El-Rei Nosso Senhor o Mandou por Antonio Rodrigues da Costa, e o Doutor José de Carvalho Abreu, Conselheiros de Seu Conselho Ultramarino, e se passou por duas vias. Antonio de Souza Pereira, a fez em Lisbôa occidental em 10 de dezembro de 1726. O Secretário André Lopes de Lavre, a fez escrever. Antonio Rodrigues da Costa. José de Carvalho Abreu. Por despacho do Conselho Ultramarino de 10 de dezembro de 1726.
Ordem Régia de 10 de dezembro de 1726 (para ver o link donde foi tirada esta cópia, clique aqui).
A primeira norma que determinou a demarcação das terras de marinha após a independência foi a Instrução nº 348, de 14.11.1832; a segunda norma foi o Decreto nº 4103, de 22.2.1868. A caracterização legal dos terrenos de marinha atualmente vigente é a descrita no decreto-lei nº  3.438/41, que disciplina as várias hipóteses em que um imóvel se configura legalmente como um terreno de marinha:
“Art. 1º. São terrenos de marinha, em uma profundidade de 33 metros, medidos para a parte da terra, do ponto em que se passava a linha do preamar médio de 1831: 
a) os situados no continente, na costa marítima e nas margens dos rios e lagoas, até onde se faça sentir a influência das marés;
(...)
Parágrafo único.  Para os efeitos deste artigo, a influência das, marés é caracterizada pela oscilação de cinco centímetros, pelo menos, do nível das águas (atração luni-solar)  que ocorra em qualquer época do ano.(...)”

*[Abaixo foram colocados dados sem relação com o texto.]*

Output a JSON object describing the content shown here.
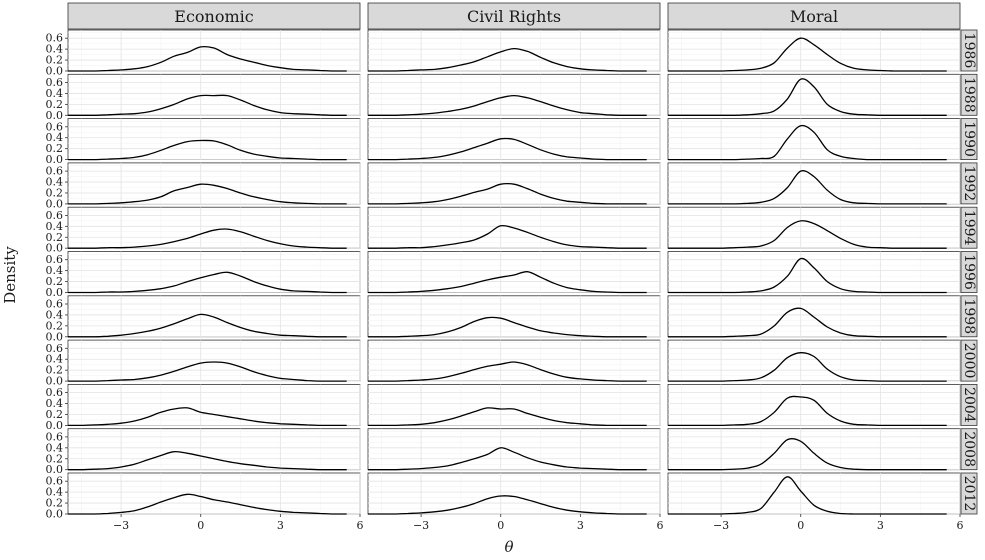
{
  "chart_data": {
    "type": "area",
    "xlabel": "θ",
    "ylabel": "Density",
    "xlim": [
      -5,
      6
    ],
    "xticks": [
      -3,
      0,
      3,
      6
    ],
    "ylim": [
      0,
      0.75
    ],
    "yticks": [
      0.0,
      0.2,
      0.4,
      0.6
    ],
    "ytick_labels": [
      "0.0",
      "0.2",
      "0.4",
      "0.6"
    ],
    "facet_columns": [
      "Economic",
      "Civil Rights",
      "Moral"
    ],
    "facet_rows": [
      "1986",
      "1988",
      "1990",
      "1992",
      "1994",
      "1996",
      "1998",
      "2000",
      "2004",
      "2008",
      "2012"
    ],
    "grid": true,
    "x": [
      -5,
      -4.5,
      -4,
      -3.5,
      -3,
      -2.5,
      -2,
      -1.5,
      -1,
      -0.5,
      0,
      0.5,
      1,
      1.5,
      2,
      2.5,
      3,
      3.5,
      4,
      4.5,
      5,
      5.5
    ],
    "panels": {
      "Economic": [
        {
          "year": "1986",
          "density": [
            0,
            0,
            0,
            0.01,
            0.02,
            0.04,
            0.08,
            0.16,
            0.27,
            0.34,
            0.44,
            0.42,
            0.3,
            0.22,
            0.16,
            0.1,
            0.06,
            0.03,
            0.02,
            0.01,
            0,
            0
          ]
        },
        {
          "year": "1988",
          "density": [
            0,
            0,
            0,
            0.01,
            0.02,
            0.03,
            0.06,
            0.12,
            0.2,
            0.3,
            0.36,
            0.36,
            0.36,
            0.28,
            0.18,
            0.1,
            0.05,
            0.03,
            0.02,
            0.01,
            0,
            0
          ]
        },
        {
          "year": "1990",
          "density": [
            0,
            0,
            0,
            0.01,
            0.02,
            0.04,
            0.09,
            0.17,
            0.26,
            0.33,
            0.35,
            0.34,
            0.27,
            0.17,
            0.1,
            0.06,
            0.03,
            0.02,
            0.01,
            0,
            0,
            0
          ]
        },
        {
          "year": "1992",
          "density": [
            0,
            0,
            0,
            0.01,
            0.02,
            0.04,
            0.07,
            0.13,
            0.24,
            0.3,
            0.36,
            0.34,
            0.28,
            0.2,
            0.13,
            0.08,
            0.04,
            0.02,
            0.01,
            0,
            0,
            0
          ]
        },
        {
          "year": "1994",
          "density": [
            0,
            0,
            0,
            0.01,
            0.01,
            0.02,
            0.04,
            0.07,
            0.12,
            0.18,
            0.26,
            0.33,
            0.35,
            0.3,
            0.22,
            0.14,
            0.08,
            0.04,
            0.02,
            0.01,
            0,
            0
          ]
        },
        {
          "year": "1996",
          "density": [
            0,
            0,
            0,
            0.01,
            0.01,
            0.02,
            0.04,
            0.07,
            0.12,
            0.2,
            0.27,
            0.33,
            0.37,
            0.3,
            0.2,
            0.12,
            0.06,
            0.03,
            0.02,
            0.01,
            0,
            0
          ]
        },
        {
          "year": "1998",
          "density": [
            0,
            0,
            0,
            0.01,
            0.03,
            0.06,
            0.1,
            0.16,
            0.24,
            0.33,
            0.41,
            0.36,
            0.26,
            0.17,
            0.1,
            0.06,
            0.03,
            0.02,
            0.01,
            0,
            0,
            0
          ]
        },
        {
          "year": "2000",
          "density": [
            0,
            0,
            0,
            0.01,
            0.02,
            0.03,
            0.06,
            0.11,
            0.18,
            0.26,
            0.33,
            0.35,
            0.33,
            0.26,
            0.17,
            0.1,
            0.05,
            0.03,
            0.01,
            0,
            0,
            0
          ]
        },
        {
          "year": "2004",
          "density": [
            0,
            0,
            0.01,
            0.02,
            0.04,
            0.08,
            0.15,
            0.24,
            0.3,
            0.32,
            0.24,
            0.2,
            0.16,
            0.12,
            0.08,
            0.05,
            0.03,
            0.02,
            0.01,
            0,
            0,
            0
          ]
        },
        {
          "year": "2008",
          "density": [
            0,
            0,
            0.01,
            0.02,
            0.05,
            0.1,
            0.18,
            0.26,
            0.33,
            0.3,
            0.25,
            0.2,
            0.15,
            0.11,
            0.08,
            0.05,
            0.03,
            0.02,
            0.01,
            0,
            0,
            0
          ]
        },
        {
          "year": "2012",
          "density": [
            0,
            0,
            0,
            0.01,
            0.03,
            0.06,
            0.13,
            0.22,
            0.3,
            0.36,
            0.32,
            0.26,
            0.22,
            0.17,
            0.12,
            0.08,
            0.05,
            0.03,
            0.02,
            0.01,
            0,
            0
          ]
        }
      ],
      "Civil Rights": [
        {
          "year": "1986",
          "density": [
            0,
            0,
            0,
            0.01,
            0.02,
            0.03,
            0.06,
            0.11,
            0.17,
            0.26,
            0.35,
            0.41,
            0.36,
            0.25,
            0.15,
            0.08,
            0.04,
            0.02,
            0.01,
            0,
            0,
            0
          ]
        },
        {
          "year": "1988",
          "density": [
            0,
            0,
            0,
            0.01,
            0.02,
            0.04,
            0.07,
            0.11,
            0.17,
            0.25,
            0.32,
            0.36,
            0.32,
            0.25,
            0.17,
            0.1,
            0.05,
            0.03,
            0.01,
            0,
            0,
            0
          ]
        },
        {
          "year": "1990",
          "density": [
            0,
            0,
            0,
            0.01,
            0.02,
            0.04,
            0.08,
            0.14,
            0.22,
            0.3,
            0.38,
            0.37,
            0.28,
            0.18,
            0.1,
            0.05,
            0.03,
            0.01,
            0,
            0,
            0,
            0
          ]
        },
        {
          "year": "1992",
          "density": [
            0,
            0,
            0,
            0.01,
            0.02,
            0.04,
            0.08,
            0.14,
            0.21,
            0.27,
            0.36,
            0.36,
            0.28,
            0.18,
            0.1,
            0.05,
            0.03,
            0.01,
            0,
            0,
            0,
            0
          ]
        },
        {
          "year": "1994",
          "density": [
            0,
            0,
            0,
            0.01,
            0.01,
            0.03,
            0.06,
            0.1,
            0.15,
            0.26,
            0.41,
            0.37,
            0.29,
            0.2,
            0.12,
            0.06,
            0.03,
            0.02,
            0.01,
            0,
            0,
            0
          ]
        },
        {
          "year": "1996",
          "density": [
            0,
            0,
            0,
            0.01,
            0.02,
            0.04,
            0.07,
            0.11,
            0.17,
            0.23,
            0.28,
            0.32,
            0.38,
            0.28,
            0.17,
            0.09,
            0.05,
            0.02,
            0.01,
            0,
            0,
            0
          ]
        },
        {
          "year": "1998",
          "density": [
            0,
            0,
            0,
            0.01,
            0.02,
            0.04,
            0.09,
            0.17,
            0.28,
            0.35,
            0.34,
            0.26,
            0.18,
            0.11,
            0.07,
            0.04,
            0.02,
            0.01,
            0,
            0,
            0,
            0
          ]
        },
        {
          "year": "2000",
          "density": [
            0,
            0,
            0,
            0.01,
            0.02,
            0.04,
            0.08,
            0.14,
            0.21,
            0.27,
            0.31,
            0.35,
            0.3,
            0.21,
            0.13,
            0.07,
            0.04,
            0.02,
            0.01,
            0,
            0,
            0
          ]
        },
        {
          "year": "2004",
          "density": [
            0,
            0,
            0,
            0.01,
            0.02,
            0.05,
            0.1,
            0.17,
            0.25,
            0.32,
            0.3,
            0.3,
            0.22,
            0.15,
            0.09,
            0.05,
            0.03,
            0.01,
            0,
            0,
            0,
            0
          ]
        },
        {
          "year": "2008",
          "density": [
            0,
            0,
            0,
            0.01,
            0.02,
            0.04,
            0.07,
            0.13,
            0.2,
            0.28,
            0.4,
            0.32,
            0.22,
            0.14,
            0.09,
            0.05,
            0.03,
            0.02,
            0.01,
            0,
            0,
            0
          ]
        },
        {
          "year": "2012",
          "density": [
            0,
            0,
            0,
            0.01,
            0.02,
            0.04,
            0.07,
            0.12,
            0.19,
            0.28,
            0.33,
            0.32,
            0.26,
            0.19,
            0.12,
            0.07,
            0.04,
            0.02,
            0.01,
            0,
            0,
            0
          ]
        }
      ],
      "Moral": [
        {
          "year": "1986",
          "density": [
            0,
            0,
            0,
            0,
            0,
            0.01,
            0.02,
            0.05,
            0.15,
            0.42,
            0.6,
            0.48,
            0.3,
            0.14,
            0.05,
            0.02,
            0.01,
            0,
            0,
            0,
            0,
            0
          ]
        },
        {
          "year": "1988",
          "density": [
            0,
            0,
            0,
            0,
            0,
            0,
            0.01,
            0.03,
            0.08,
            0.3,
            0.66,
            0.52,
            0.2,
            0.07,
            0.02,
            0.01,
            0,
            0,
            0,
            0,
            0,
            0
          ]
        },
        {
          "year": "1990",
          "density": [
            0,
            0,
            0,
            0,
            0,
            0,
            0.01,
            0.02,
            0.06,
            0.38,
            0.62,
            0.5,
            0.18,
            0.06,
            0.02,
            0,
            0,
            0,
            0,
            0,
            0,
            0
          ]
        },
        {
          "year": "1992",
          "density": [
            0,
            0,
            0,
            0,
            0,
            0,
            0.01,
            0.03,
            0.1,
            0.3,
            0.6,
            0.5,
            0.25,
            0.08,
            0.02,
            0.01,
            0,
            0,
            0,
            0,
            0,
            0
          ]
        },
        {
          "year": "1994",
          "density": [
            0,
            0,
            0,
            0,
            0,
            0.01,
            0.02,
            0.04,
            0.14,
            0.38,
            0.5,
            0.45,
            0.32,
            0.18,
            0.07,
            0.02,
            0.01,
            0,
            0,
            0,
            0,
            0
          ]
        },
        {
          "year": "1996",
          "density": [
            0,
            0,
            0,
            0,
            0,
            0,
            0.01,
            0.03,
            0.1,
            0.3,
            0.62,
            0.45,
            0.2,
            0.07,
            0.02,
            0.01,
            0,
            0,
            0,
            0,
            0,
            0
          ]
        },
        {
          "year": "1998",
          "density": [
            0,
            0,
            0,
            0,
            0,
            0.01,
            0.02,
            0.05,
            0.2,
            0.45,
            0.52,
            0.36,
            0.18,
            0.07,
            0.02,
            0.01,
            0,
            0,
            0,
            0,
            0,
            0
          ]
        },
        {
          "year": "2000",
          "density": [
            0,
            0,
            0,
            0,
            0,
            0.01,
            0.02,
            0.06,
            0.2,
            0.43,
            0.52,
            0.45,
            0.22,
            0.08,
            0.02,
            0.01,
            0,
            0,
            0,
            0,
            0,
            0
          ]
        },
        {
          "year": "2004",
          "density": [
            0,
            0,
            0,
            0,
            0,
            0.01,
            0.02,
            0.07,
            0.24,
            0.5,
            0.52,
            0.46,
            0.22,
            0.08,
            0.02,
            0.01,
            0,
            0,
            0,
            0,
            0,
            0
          ]
        },
        {
          "year": "2008",
          "density": [
            0,
            0,
            0,
            0,
            0,
            0.01,
            0.03,
            0.1,
            0.3,
            0.55,
            0.52,
            0.3,
            0.12,
            0.04,
            0.01,
            0,
            0,
            0,
            0,
            0,
            0,
            0
          ]
        },
        {
          "year": "2012",
          "density": [
            0,
            0,
            0,
            0,
            0,
            0.01,
            0.03,
            0.1,
            0.4,
            0.68,
            0.42,
            0.16,
            0.05,
            0.01,
            0,
            0,
            0,
            0,
            0,
            0,
            0,
            0
          ]
        }
      ]
    }
  }
}
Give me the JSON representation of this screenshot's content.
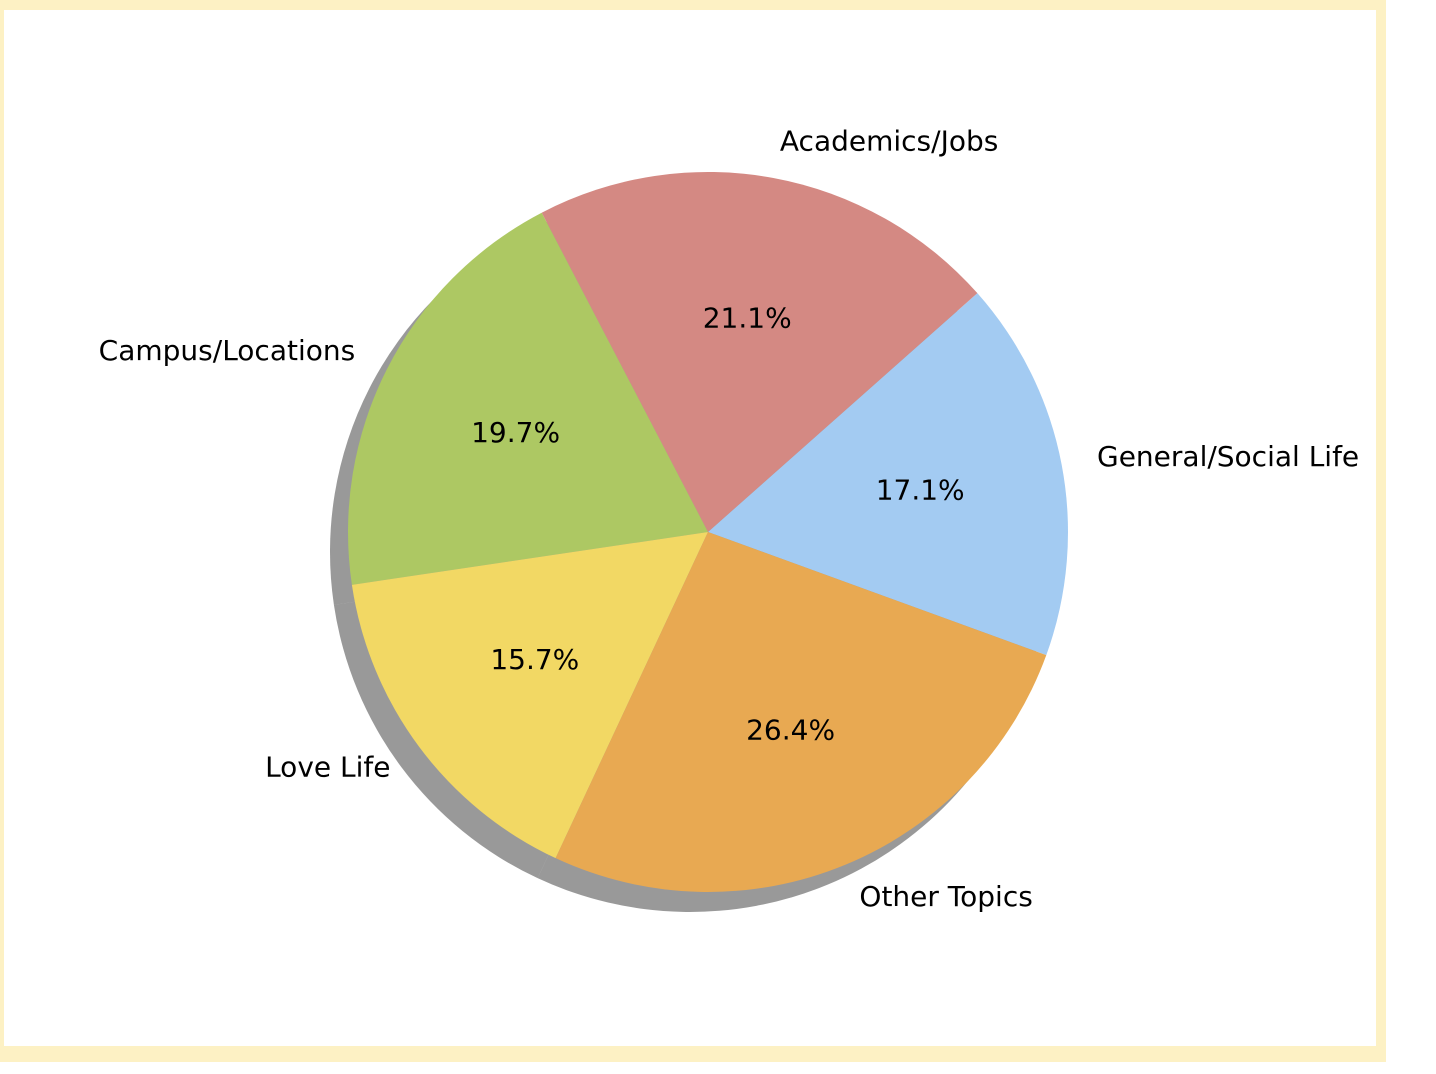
{
  "chart_data": {
    "type": "pie",
    "slices": [
      {
        "label": "General/Social Life",
        "value": 17.1,
        "pct_label": "17.1%",
        "color": "#a3cbf2"
      },
      {
        "label": "Academics/Jobs",
        "value": 21.1,
        "pct_label": "21.1%",
        "color": "#d48983"
      },
      {
        "label": "Campus/Locations",
        "value": 19.7,
        "pct_label": "19.7%",
        "color": "#adc863"
      },
      {
        "label": "Love Life",
        "value": 15.7,
        "pct_label": "15.7%",
        "color": "#f2d864"
      },
      {
        "label": "Other Topics",
        "value": 26.4,
        "pct_label": "26.4%",
        "color": "#e8a952"
      }
    ],
    "shadow": true,
    "frame_color": "#fdf1c4"
  }
}
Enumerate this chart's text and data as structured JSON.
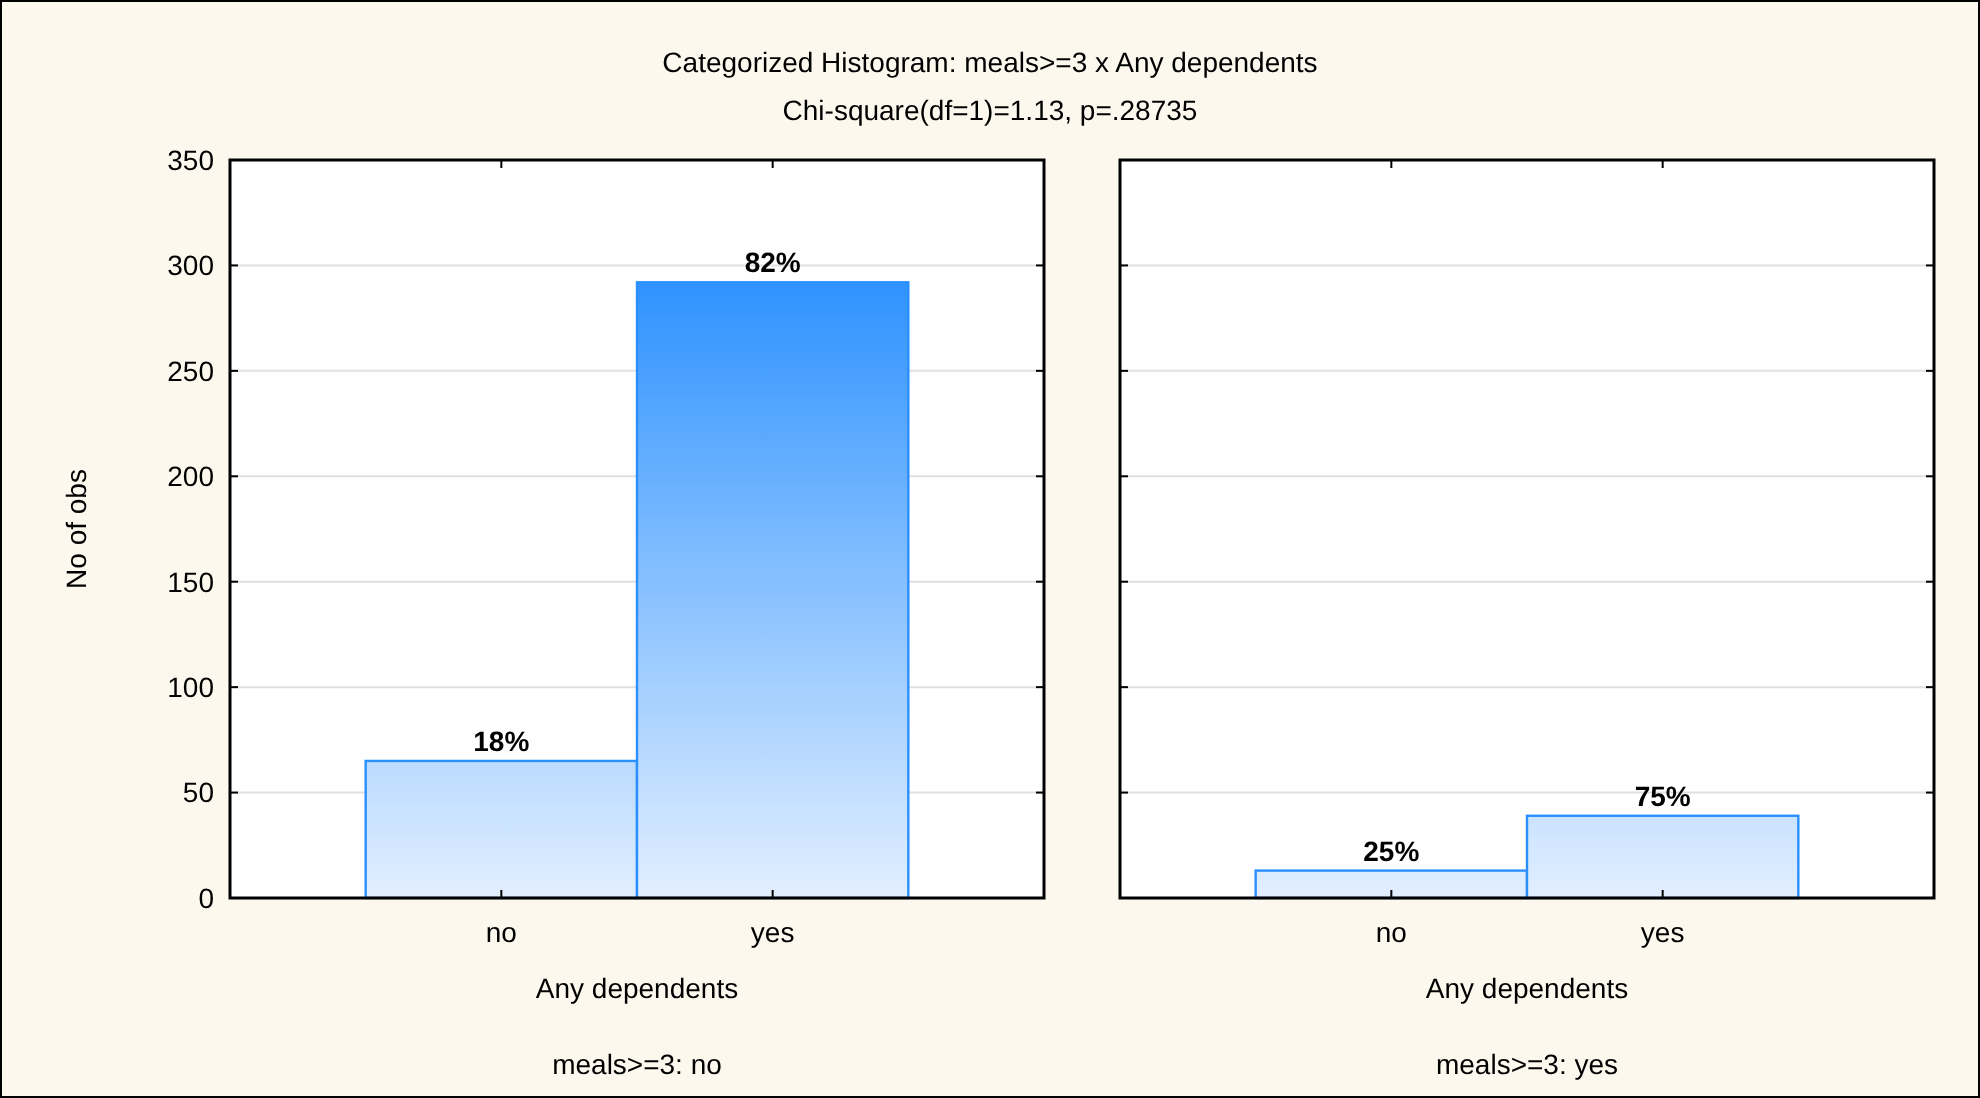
{
  "chart_data": [
    {
      "type": "bar",
      "title": "Categorized Histogram: meals>=3 x Any dependents",
      "subtitle": "Chi-square(df=1)=1.13, p=.28735",
      "categories": [
        "no",
        "yes"
      ],
      "values": [
        65,
        292
      ],
      "color": "#2a90ff",
      "xlabel": "Any dependents",
      "ylabel": "No of obs",
      "annotations": [
        "meals>=3: no",
        {
          "text": "18%",
          "x": "no",
          "y": 65
        },
        {
          "text": "82%",
          "x": "yes",
          "y": 292
        }
      ],
      "ylim": [
        0,
        350
      ],
      "yticks": [
        0,
        50,
        100,
        150,
        200,
        250,
        300,
        350
      ],
      "grid": "y"
    },
    {
      "type": "bar",
      "categories": [
        "no",
        "yes"
      ],
      "values": [
        13,
        39
      ],
      "color": "#2a90ff",
      "xlabel": "Any dependents",
      "annotations": [
        "meals>=3: yes",
        {
          "text": "25%",
          "x": "no",
          "y": 13
        },
        {
          "text": "75%",
          "x": "yes",
          "y": 39
        }
      ],
      "ylim": [
        0,
        350
      ],
      "yticks": [
        0,
        50,
        100,
        150,
        200,
        250,
        300,
        350
      ],
      "grid": "y",
      "tick_labels": "x"
    }
  ]
}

A ocupação por parte de particulares dos terrenos de marinha é permitida por meio do aforamento, também disciplinado no decreto-lei 3.438/41.
O decreto-lei 2.398/87, com as modificações legislativas posteriores, estabeleceu a taxa a ser cobrada pela ocupação dos terrenos de marinha, bem como o laudêmio incidente em caso de venda:
Art. 1.º . A taxa de ocupação de terrenos da União, calculada sobre o valor do domínio pleno do terreno, anualmente atualizado pelo Serviço do Patrimônio da União (SPU), será, a partir do exercício de 1988, de:
I - 2% (dois por cento) para as ocupações já inscritas e para aquelas cuja inscrição seja requerida, ao SPU, até 31 de março de 1988;
II - 5% (cinco por cento) para as ocupações cuja inscrição seja requerida ou promovida ex officio, a partir de 1º de abril de 1988.
(...)
Art. 3º. Dependerá do prévio recolhimento do laudêmio, em quantia correspondente a 5% (cinco por cento) do valor atualizado do domínio pleno e das benfeitorias, a transferência onerosa, entre vivos, do domínio útil de terreno da União ou de direitos sobre benfeitorias neles construídas, bem assim a cessão de direito a eles relativos. (...)”
Há ainda outros dispositivos que tratam dos terrenos de marinha, mas nenhum outro que tenha maior relevância.